Les lignes de désir (extrait)

Il avance en se parlant à voix haute. L’expérience de vivre passe par le langage. Saisir et transmettre par l’écriture l’expérience du sensible. Je veux tourner la page. Je m’ouvre comme un fruit pressé entre deux pouces. Quelque chose du sens et du non-sens de la vie. La pulpe vient facile. Une autre voix se fait entendre. Matière même du texte. Structure de vertige. Le noir n’est pas l’ombre non plus. Il dit je et la seconde voix le vouvoie, une image aperçue fugitivement en chasse une autre. Imposer une forme à nos désirs. Le noir qui nous habite. Blocs d’énigme, condensés d’allusions emportées par les aléas de l’émotion, non des paroles mais un signe. Le sentiment d’être accueilli. Nous nous souvenons d’une chose et pour nous la remémorer nous empruntons différents chemins. Sans autre certitude que le fil du présent, les rues où nous avançons en équilibre, fixant un point, une image invisible de la ville devant nous. Une voix dans la tête qui nous dit avance. Une autre nous répond.

Le lieu est l’espace à l’intérieur, le souvenir continue d’y activer le passé. Vécu et rejoué, plutôt que simplement représenté. Chaque lieu est compénétration et superposition dont l’échelle, la force et le rythme changent et évoluent, créant de nouvelles perceptions du lieu et des sensations nouvelles d’un même lieu. La création, comme lieu, résulte d’un processus d’accumulation. Le paysage entier est comme une image figée, comme un tableau. Besoin d’un peu de patience, et de beaucoup de sensibilité, pour nous révéler ce qu’il y a au-delà des apparences. On est parfois chez soi dans le mouvement. Le moment présent n’a pas de limites. Tout recommence. Chacun emporte son propre espace avec lui. La notion de lieu prend forme à l’intersection de nombreuses notions qui forment autant d’espaces dans lesquels nous pouvons nous déplacer et nous retrouver. « Une carte montrera différentes routes traversant le même pays ; il est possible d’emprunter n’importe laquelle mais non deux à la fois. »

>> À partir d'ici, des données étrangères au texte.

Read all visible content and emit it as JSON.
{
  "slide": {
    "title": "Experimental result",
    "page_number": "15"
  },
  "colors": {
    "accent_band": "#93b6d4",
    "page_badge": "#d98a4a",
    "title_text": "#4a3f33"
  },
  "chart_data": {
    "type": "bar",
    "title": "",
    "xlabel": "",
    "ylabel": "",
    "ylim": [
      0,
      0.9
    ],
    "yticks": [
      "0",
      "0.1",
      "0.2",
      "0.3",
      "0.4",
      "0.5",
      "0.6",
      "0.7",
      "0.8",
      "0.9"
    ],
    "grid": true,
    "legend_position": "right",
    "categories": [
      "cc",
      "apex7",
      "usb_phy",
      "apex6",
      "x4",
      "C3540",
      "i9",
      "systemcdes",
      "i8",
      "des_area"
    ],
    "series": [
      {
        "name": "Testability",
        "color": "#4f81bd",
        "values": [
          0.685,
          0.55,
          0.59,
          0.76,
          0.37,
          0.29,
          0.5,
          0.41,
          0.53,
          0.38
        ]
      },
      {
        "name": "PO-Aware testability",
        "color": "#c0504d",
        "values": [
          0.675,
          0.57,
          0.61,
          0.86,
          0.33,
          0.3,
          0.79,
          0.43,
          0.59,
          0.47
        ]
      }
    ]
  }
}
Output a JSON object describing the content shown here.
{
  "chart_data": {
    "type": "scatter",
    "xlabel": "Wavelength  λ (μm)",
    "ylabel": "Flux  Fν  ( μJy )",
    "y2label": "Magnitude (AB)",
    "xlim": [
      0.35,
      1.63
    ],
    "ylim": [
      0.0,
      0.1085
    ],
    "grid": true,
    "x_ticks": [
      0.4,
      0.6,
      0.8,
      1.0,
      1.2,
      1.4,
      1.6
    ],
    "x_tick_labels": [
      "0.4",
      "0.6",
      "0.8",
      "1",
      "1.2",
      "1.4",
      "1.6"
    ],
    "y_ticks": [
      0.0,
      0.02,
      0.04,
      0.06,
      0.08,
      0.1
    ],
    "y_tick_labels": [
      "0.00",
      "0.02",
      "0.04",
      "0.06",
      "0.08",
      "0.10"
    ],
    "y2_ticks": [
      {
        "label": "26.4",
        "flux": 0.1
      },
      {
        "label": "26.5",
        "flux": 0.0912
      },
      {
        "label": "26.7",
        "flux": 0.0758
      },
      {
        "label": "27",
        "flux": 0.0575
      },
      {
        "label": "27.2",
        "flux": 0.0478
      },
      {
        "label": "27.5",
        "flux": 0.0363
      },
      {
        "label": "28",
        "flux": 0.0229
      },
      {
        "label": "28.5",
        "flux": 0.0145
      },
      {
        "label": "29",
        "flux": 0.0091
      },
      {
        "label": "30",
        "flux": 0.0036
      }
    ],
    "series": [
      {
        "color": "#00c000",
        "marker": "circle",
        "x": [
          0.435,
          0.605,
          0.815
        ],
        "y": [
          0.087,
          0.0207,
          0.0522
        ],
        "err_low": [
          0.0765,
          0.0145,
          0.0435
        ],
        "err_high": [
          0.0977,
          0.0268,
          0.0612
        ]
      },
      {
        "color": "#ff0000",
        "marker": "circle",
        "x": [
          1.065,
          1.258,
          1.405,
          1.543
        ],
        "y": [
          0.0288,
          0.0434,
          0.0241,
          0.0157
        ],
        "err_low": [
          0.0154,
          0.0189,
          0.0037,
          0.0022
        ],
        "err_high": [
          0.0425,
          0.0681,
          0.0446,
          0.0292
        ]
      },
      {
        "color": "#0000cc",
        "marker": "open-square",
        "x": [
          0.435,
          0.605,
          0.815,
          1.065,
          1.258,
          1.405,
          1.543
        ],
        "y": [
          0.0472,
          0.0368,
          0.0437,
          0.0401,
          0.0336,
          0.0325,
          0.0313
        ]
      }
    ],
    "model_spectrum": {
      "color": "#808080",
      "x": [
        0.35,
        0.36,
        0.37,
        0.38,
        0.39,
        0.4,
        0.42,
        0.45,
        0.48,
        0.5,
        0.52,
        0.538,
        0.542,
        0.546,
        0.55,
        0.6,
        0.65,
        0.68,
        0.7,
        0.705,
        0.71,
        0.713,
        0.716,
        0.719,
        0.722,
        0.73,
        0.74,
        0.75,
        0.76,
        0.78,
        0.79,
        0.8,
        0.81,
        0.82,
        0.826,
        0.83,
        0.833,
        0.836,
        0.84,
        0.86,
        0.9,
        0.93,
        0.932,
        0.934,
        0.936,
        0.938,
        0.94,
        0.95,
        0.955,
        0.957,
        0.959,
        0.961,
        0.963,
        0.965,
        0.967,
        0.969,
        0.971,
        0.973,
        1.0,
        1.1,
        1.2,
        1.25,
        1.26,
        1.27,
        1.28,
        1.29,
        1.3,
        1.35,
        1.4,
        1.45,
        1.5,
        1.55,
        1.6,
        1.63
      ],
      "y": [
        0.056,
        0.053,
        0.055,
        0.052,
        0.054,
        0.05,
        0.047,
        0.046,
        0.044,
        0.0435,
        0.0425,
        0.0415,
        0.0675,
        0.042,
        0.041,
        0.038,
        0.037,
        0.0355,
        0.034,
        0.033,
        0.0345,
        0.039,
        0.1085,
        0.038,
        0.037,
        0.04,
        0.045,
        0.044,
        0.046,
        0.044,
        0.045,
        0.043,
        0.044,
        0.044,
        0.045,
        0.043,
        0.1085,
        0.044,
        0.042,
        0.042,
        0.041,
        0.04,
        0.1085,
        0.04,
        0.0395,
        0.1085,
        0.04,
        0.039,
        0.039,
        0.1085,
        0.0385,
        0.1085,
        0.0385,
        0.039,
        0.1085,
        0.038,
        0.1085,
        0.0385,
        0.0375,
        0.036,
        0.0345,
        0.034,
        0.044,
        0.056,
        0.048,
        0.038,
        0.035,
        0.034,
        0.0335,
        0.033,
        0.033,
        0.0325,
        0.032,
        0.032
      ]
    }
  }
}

Je dois poursuivre mon chemin sans lui prêter main-forte, surtout ne pas le réveiller. Mais qui dort au juste ? Cet homme épuisé, allongé là à même le sol, ou tous ces passants qui, parce que je m’immobilise un instant à sa hauteur, me condamne du regard, m’obligeant à m’occuper de lui ou passer mon chemin ? Ce ne sont pas vos affaires, circuler il n’y a rien à voir, surtout ne pas s’appesantir, on le préfère invisible sur le trottoir comme si c’était son lit, chacun chez soi, passons. Dans le silence, les pas qui s’approchent, je mesure mentalement la distance qui me sépare d’elle. Temps de baptiser le voyage qui se surimprime au rythme des pas. Et puis plus rien que le souffle heurté à soi-même. Ce qui passe n’est plus. L’heure de décocher. Source d’égarement, d’annonce dans la brume. Et ce qui nous apparaît comme trace d’une réalité disparue n’est rien d’autre que la ville telle que nous l’arpentons chaque jour. Nous défendons le vite. Le peu étant l’errance. Le rejet de faire suite.

Quelque chose d’étrange et voilà comment ça commence. Cette ville est assez grande pour s’y perdre, mais assez petite pour s’y retrouver. Dans le même temps, on doit se mettre à la recherche de ce quelque chose, une information lointaine. Saisir notre corps dans sa relation avec le monde. Le corps est l’expérience que nous avons de ce qui est ici toujours présent. En mouvement, comme un ici permanent qui se déplace vers et à travers la série des là-bas. Le corps bouge, le monde, lui, change, mais c’est ainsi que chacun parvient à distinguer ce qui nous rapproche et nous éloigne de l’autre. Saisir la continuité de soi dans le mouvement du monde. Le réseau des rues devient une membrane de contemplation, un miroir opaque qui nous renvoie à nous-mêmes et au travers duquel nous pouvons voyager, non pas vers un autre monde, mais vers un nous-mêmes changé. Quand rien ne subsiste autour. Ce qui ne dure est monde. Fort de cette impression qui insiste ou avance. Demain sera sans doute assaillant.